Regtech and trade finance
Compliance and regulation are the biggest barriers for access to trade finance according to over 90% of banks surveyed for the International Chamber of Commerce (ICC) Banking Commission’s latest annual review. As such, regtech certainly has huge potential to disrupt the sector. Advanced analytics such as big data and machine learning can help banks better identify risk and meet KYC and AML regulations, while smart contracts and blockchain will also play an increasing role in the way banks manage compliance.
GTR takes a look at some important regtech trends in the trade finance space:
AML, CTF and sanctions regulations demand the monitoring and reporting of transactions to regulators, and for banks to identify and flag suspicious activity. Big data and machine learning platforms, which allow for large data sets to be analysed to reveal patterns, trends and associations, can enable banks to monitor transactions in real time, helping them identify unusual activity and prevent fraud.
KYC regulations require banks to gather information relevant to assessing client risk profiles. Big data and natural language processing tools can help undertake due diligence by aggregating data from sources across languages and jurisdictions, including government agencies and public record keepers, credit bureaus, utilities, consumer marketing firms, mobile service providers, etc.
Trade finance is an area that has traditionally been difficult to monitor because transaction and counterparty data is hard to come by. “Within trade finance, much of the information that the banks currently store in their systems is very limited, due to the kind of paper-based trade documents that support a transaction,” says Michael Lee, director in Deloitte’s enterprise risk services practice. “The next step in the banks’ artificial intelligence journey is to start using better computer vision to then enable automatic transcription of data and start incorporating that into their risk detection systems.”
Computer vision can interpret trade documents such as letters of credit and bills of lading, and, combined with the growing use of smart contracts and the internet of things (IoT), can increase the amount of data available to better assess risk.
As the technology evolves and becomes more commonly applied in the trade finance space, blockchain could increasingly help banks automate compliance aspects too.
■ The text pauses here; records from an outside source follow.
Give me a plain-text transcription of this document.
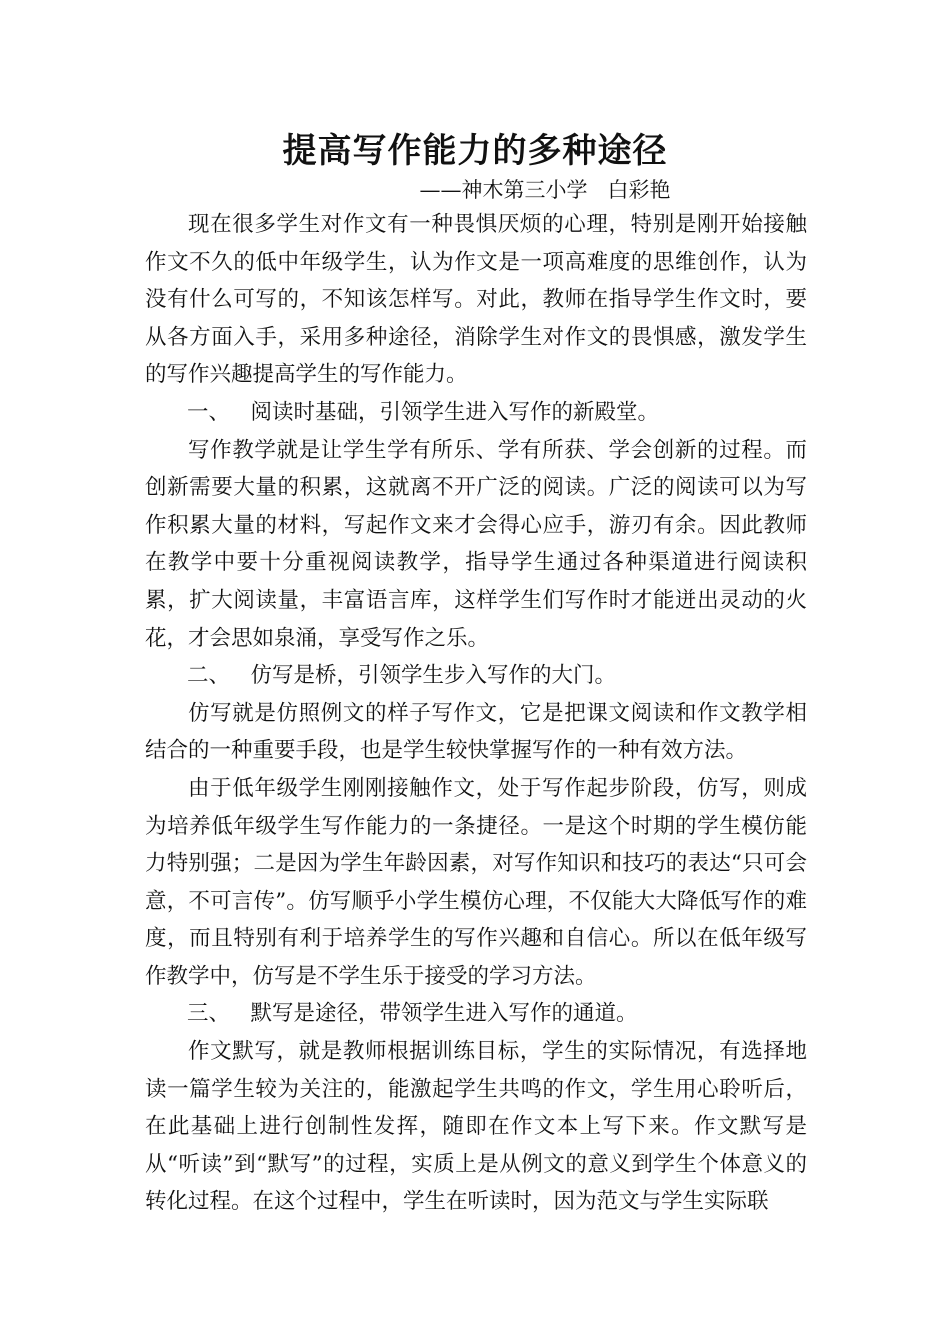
提高写作能力的多种途径
——神木第三小学   白彩艳

现在很多学生对作文有一种畏惧厌烦的心理，特别是刚开始接触作文不久的低中年级学生，认为作文是一项高难度的思维创作，认为没有什么可写的，不知该怎样写。对此，教师在指导学生作文时，要从各方面入手，采用多种途径，消除学生对作文的畏惧感，激发学生的写作兴趣提高学生的写作能力。

一、   阅读时基础，引领学生进入写作的新殿堂。

写作教学就是让学生学有所乐、学有所获、学会创新的过程。而创新需要大量的积累，这就离不开广泛的阅读。广泛的阅读可以为写作积累大量的材料，写起作文来才会得心应手，游刃有余。因此教师在教学中要十分重视阅读教学，指导学生通过各种渠道进行阅读积累，扩大阅读量，丰富语言库，这样学生们写作时才能迸出灵动的火花，才会思如泉涌，享受写作之乐。

二、   仿写是桥，引领学生步入写作的大门。

仿写就是仿照例文的样子写作文，它是把课文阅读和作文教学相结合的一种重要手段，也是学生较快掌握写作的一种有效方法。

由于低年级学生刚刚接触作文，处于写作起步阶段，仿写，则成为培养低年级学生写作能力的一条捷径。一是这个时期的学生模仿能力特别强；二是因为学生年龄因素，对写作知识和技巧的表达“只可会意，不可言传”。仿写顺乎小学生模仿心理，不仅能大大降低写作的难度，而且特别有利于培养学生的写作兴趣和自信心。所以在低年级写作教学中，仿写是不学生乐于接受的学习方法。

三、   默写是途径，带领学生进入写作的通道。

作文默写，就是教师根据训练目标，学生的实际情况，有选择地读一篇学生较为关注的，能激起学生共鸣的作文，学生用心聆听后，在此基础上进行创制性发挥，随即在作文本上写下来。作文默写是从“听读”到“默写”的过程，实质上是从例文的意义到学生个体意义的转化过程。在这个过程中，学生在听读时，因为范文与学生实际联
If all transactions were to be documented via smart contracts on a distributed ledger, a comprehensive, precise and permanent audit trail would exist for regulators to access and monitor on a real-time basis. “There have been several releases of the use of blockchain within trade finance. But in terms of its use to support specifically the regulatory side of things, that is very much in its infancy,” Lee says.
Banks are already using KYC utilities, namely repositories in which multiple institutions store and share customer due diligence information in a single platform. “The last three years there has been activity on this front to try and push industry-wide solutions,” Lee says. “There has been varied uptake. The KYC utilities have had quite limited success to date, but the concept is good.”
Shared utilities, via for example the cloud or blockchain, wouldn’t just be limited to KYC: they have the potential to store the processing and documentation of other compliance requirements, such as payments monitoring. “In a trade transaction, the activities such as the transaction monitoring or customer due diligence are often duplicated across financial institutions,” Lee continues. “If you can create a controlled environment where that activity is only performed once, that would be a paradigm shift in terms of cost effectiveness. If the industry wants to adopt this, there will be significant advantages, but there is still some way to go to reach this point.”